Tuesday, March 31, 2009
Victor Victoria. Feature film. (1982, 130 mins) IMDB
I
f you're like me, you've seen a great number of movies over the years. Many of them are forgettable, but occasionally there's a movie that for whatever sticks in your mind. VICTOR VICTORIA is one of those movies for me. I must have seen it sometime in the 1980s and a second time probably one rainy Sunday afternoon. I remembered I loved the movie, but more importantly many specific details from the movie stuck in my mind. Lines of dialogue. Specific scenes. Robert Preston's performance.
I watched it again tonight and I probably love it more than the other times. It's perfectly cast with wonderful performances, a great story, wonderful music, incredible costumes and sets for the 1930s.

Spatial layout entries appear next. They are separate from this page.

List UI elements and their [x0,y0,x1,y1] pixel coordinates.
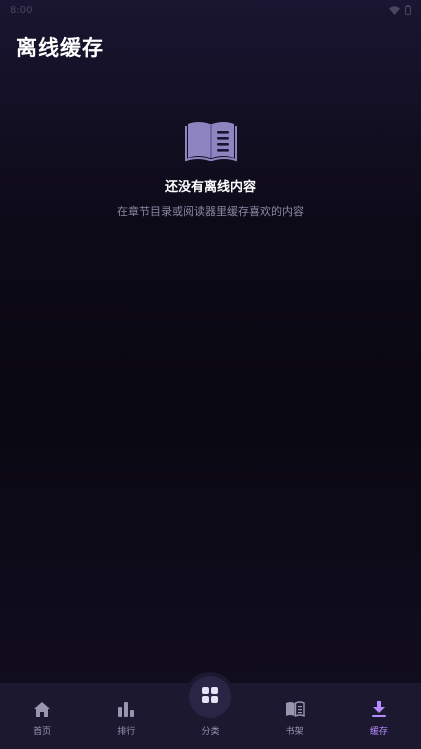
nav-label-category: 分类 [201,727,220,737]
empty-state-title: 还没有离线内容 [164,180,256,195]
nav-item-bookshelf[interactable]: 书架 [253,699,337,737]
status-bar: 8:00 [0,0,421,20]
battery-icon [405,5,411,15]
nav-label-bookshelf: 书架 [285,727,304,737]
bottom-nav: 首页 排行 分类 书架 缓存 [0,676,421,749]
nav-item-category[interactable]: 分类 [168,676,252,737]
status-time: 8:00 [10,4,33,16]
nav-item-ranking[interactable]: 排行 [84,699,168,737]
bookshelf-icon [285,699,305,719]
home-icon [32,699,52,719]
download-icon [369,699,389,719]
empty-state: 还没有离线内容 在章节目录或阅读器里缓存喜欢的内容 [0,118,421,219]
status-icons [389,5,411,15]
category-grid-icon [201,686,219,708]
category-button[interactable] [189,676,232,718]
nav-item-cache[interactable]: 缓存 [337,699,421,737]
nav-label-ranking: 排行 [117,727,136,737]
nav-item-home[interactable]: 首页 [0,699,84,737]
open-book-icon [184,118,237,162]
wifi-icon [389,5,400,15]
empty-state-subtitle: 在章节目录或阅读器里缓存喜欢的内容 [117,205,304,218]
page-title: 离线缓存 [16,36,104,60]
nav-label-home: 首页 [33,727,52,737]
ranking-icon [116,699,136,719]
nav-label-cache: 缓存 [369,727,388,737]
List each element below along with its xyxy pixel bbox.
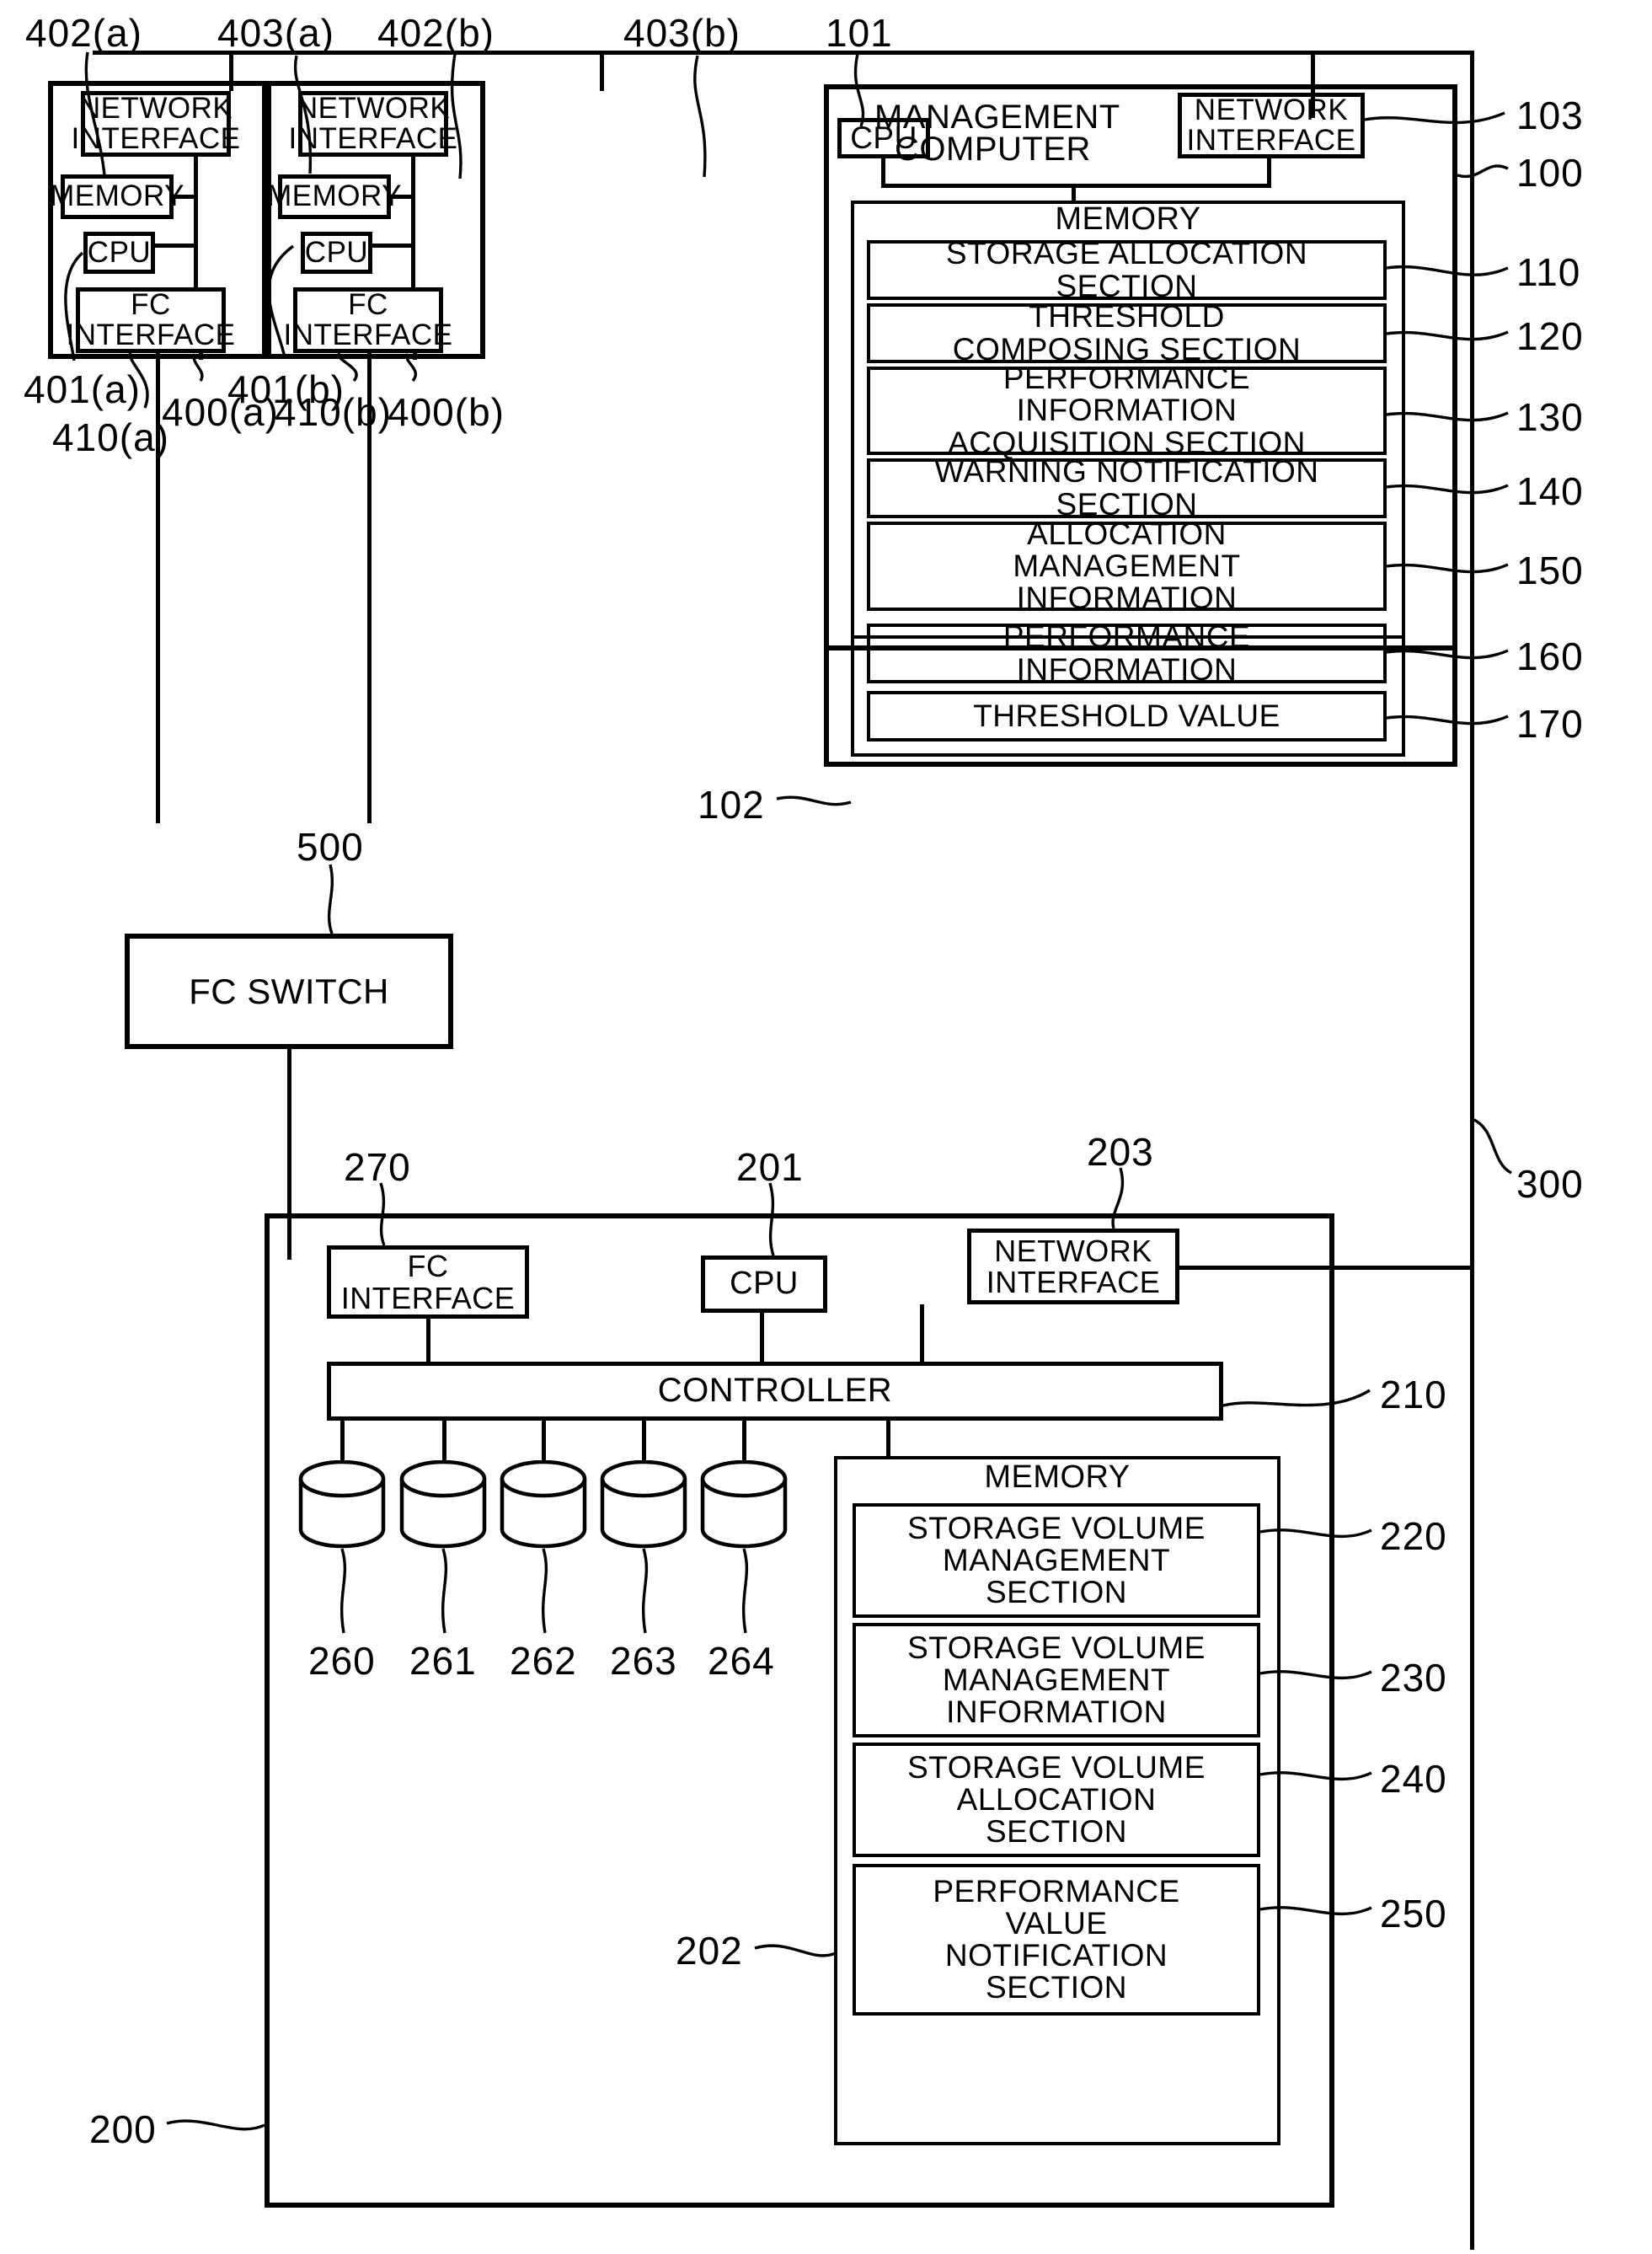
- ref-402b: 402(b): [377, 11, 495, 55]
- ref-402a: 402(a): [25, 11, 142, 55]
- ref-101: 101: [826, 11, 893, 55]
- ref-200: 200: [89, 2107, 157, 2151]
- disk-261: [399, 1460, 487, 1549]
- storage-memory-stem: [886, 1421, 890, 1456]
- host-b-fc-interface-label: FC INTERFACE: [283, 287, 453, 351]
- disk-stem-263: [642, 1421, 646, 1463]
- management-memory-frame: [851, 201, 1405, 757]
- storage-fc-interface-label: FC INTERFACE: [340, 1249, 516, 1315]
- ref-403b: 403(b): [623, 11, 740, 55]
- disk-263: [600, 1460, 687, 1549]
- storage-network-interface-label: NETWORK INTERFACE: [986, 1233, 1161, 1299]
- disk-262: [500, 1460, 587, 1549]
- host-b-cpu-bus-link: [372, 244, 414, 248]
- bus-drop-host-b: [600, 51, 604, 91]
- disk-stem-260: [340, 1421, 345, 1463]
- storage-controller-label: CONTROLLER: [657, 1372, 893, 1410]
- ref-261: 261: [409, 1639, 477, 1683]
- ref-102: 102: [698, 783, 765, 827]
- ref-300: 300: [1516, 1162, 1584, 1206]
- host-b-cpu-label: CPU: [304, 235, 369, 269]
- storage-fc-to-controller: [426, 1319, 430, 1365]
- ref-220: 220: [1380, 1514, 1447, 1558]
- storage-memory-item-240-label: STORAGE VOLUME ALLOCATION SECTION: [907, 1749, 1206, 1850]
- host-a-cpu-bus-link: [155, 244, 197, 248]
- ref-270: 270: [344, 1145, 411, 1189]
- host-a-fc-interface-label: FC INTERFACE: [66, 287, 236, 351]
- host-a-network-interface-label: NETWORK INTERFACE: [71, 91, 241, 155]
- host-b-network-interface-label: NETWORK INTERFACE: [288, 91, 458, 155]
- ref-410b: 410(b): [275, 390, 392, 434]
- host-a-memory-bus-link: [174, 195, 197, 199]
- disk-260: [298, 1460, 386, 1549]
- ref-202: 202: [676, 1929, 743, 1973]
- storage-memory-item-220-label: STORAGE VOLUME MANAGEMENT SECTION: [907, 1510, 1206, 1610]
- ref-500: 500: [297, 825, 364, 869]
- host-b-memory-bus-link: [391, 195, 414, 199]
- ref-230: 230: [1380, 1656, 1447, 1700]
- host-b-memory-label: MEMORY: [267, 179, 402, 213]
- host-b-internal-bus: [411, 157, 415, 288]
- storage-memory-item-250-label: PERFORMANCE VALUE NOTIFICATION SECTION: [933, 1873, 1180, 2005]
- ref-262: 262: [510, 1639, 577, 1683]
- disk-stem-264: [742, 1421, 746, 1463]
- disk-stem-261: [442, 1421, 446, 1463]
- storage-memory-title: MEMORY: [984, 1459, 1131, 1496]
- ref-100: 100: [1516, 151, 1584, 195]
- ref-264: 264: [708, 1639, 775, 1683]
- ref-400b: 400(b): [388, 390, 505, 434]
- host-a-cpu-label: CPU: [87, 235, 152, 269]
- ref-260: 260: [308, 1639, 376, 1683]
- patent-figure-canvas: NETWORK INTERFACE MEMORY CPU FC INTERFAC…: [0, 0, 1652, 2254]
- fc-switch-label: FC SWITCH: [189, 971, 389, 1011]
- ref-410a: 410(a): [52, 415, 169, 459]
- disk-stem-262: [542, 1421, 546, 1463]
- storage-ni-to-bus: [1179, 1266, 1473, 1270]
- ref-150: 150: [1516, 549, 1584, 592]
- host-a-memory-label: MEMORY: [50, 179, 184, 213]
- ref-403a: 403(a): [217, 11, 334, 55]
- disk-264: [700, 1460, 788, 1549]
- storage-memory-item-230-label: STORAGE VOLUME MANAGEMENT INFORMATION: [907, 1630, 1206, 1730]
- storage-cpu-to-controller: [760, 1313, 764, 1365]
- host-a-internal-bus: [194, 157, 198, 288]
- ref-250: 250: [1380, 1892, 1447, 1935]
- ref-263: 263: [610, 1639, 677, 1683]
- ref-170: 170: [1516, 702, 1584, 746]
- ref-160: 160: [1516, 634, 1584, 678]
- ref-401a: 401(a): [24, 367, 141, 411]
- ref-110: 110: [1516, 250, 1581, 294]
- ref-210: 210: [1380, 1373, 1447, 1416]
- ref-103: 103: [1516, 94, 1584, 137]
- ref-203: 203: [1087, 1130, 1154, 1174]
- network-bus-right-vertical: [1470, 51, 1474, 2250]
- ref-120: 120: [1516, 314, 1584, 358]
- host-a-fc-link-400a: [199, 353, 203, 360]
- storage-cpu-label: CPU: [730, 1266, 799, 1302]
- ref-240: 240: [1380, 1757, 1447, 1801]
- ref-130: 130: [1516, 395, 1584, 439]
- storage-ni-to-controller: [920, 1304, 924, 1365]
- host-b-fc-link-400b: [413, 353, 417, 360]
- ref-201: 201: [736, 1145, 804, 1189]
- ref-140: 140: [1516, 469, 1584, 513]
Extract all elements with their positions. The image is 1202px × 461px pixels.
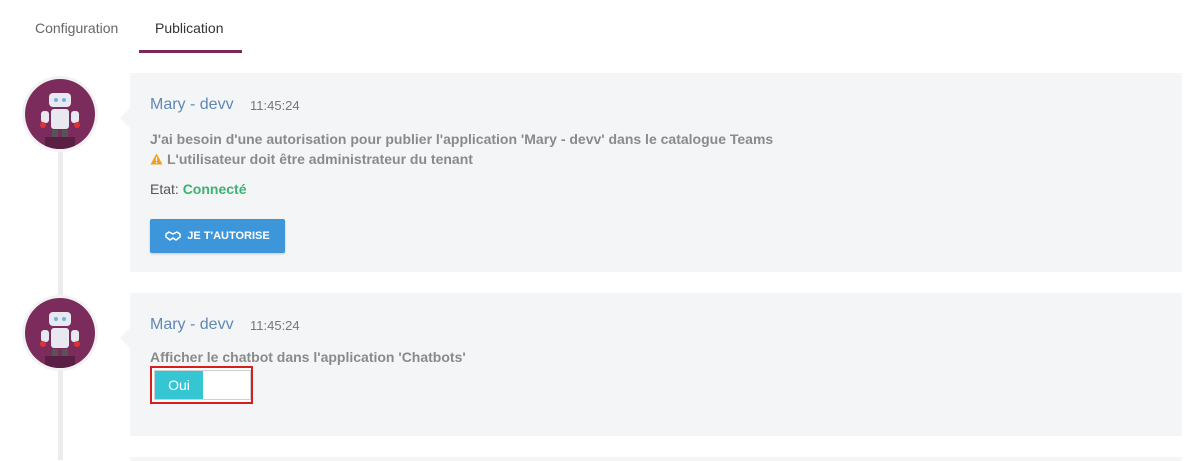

There's all that plus Blake Edwards's quirky comedic moments sprinkled throughout the film.
The movie is a musical and comedy, but more significantly a romance and the romance works.
Julie Andrews plays Victoria Grant, a singer in Paris in 1934. She's so hard up for money she licks the food off someone's napkin. Her luck changes when she meets a cabaret performer played by Robert Preston. In a moment of insight, he realizes the answer to her problems. If she can't make it as a female performer, she can pretend to be a man who does female impersonations. TOOTSIE used the same premise but instead of singing, Hoffman was an actor. (Odd both films were released in 1982. I wonder what was going on).
It doesn't take long for Victor to become a smash hit and as a man she meets James Garner and falls in love. What follows is the struggle to realize that love.
And will I watch it again? Yes. On some rainy Sunday afternoon. Just thinking about the film brings a smile.
Posted 2009/03/31 at 18h28ET in Movie Commentary.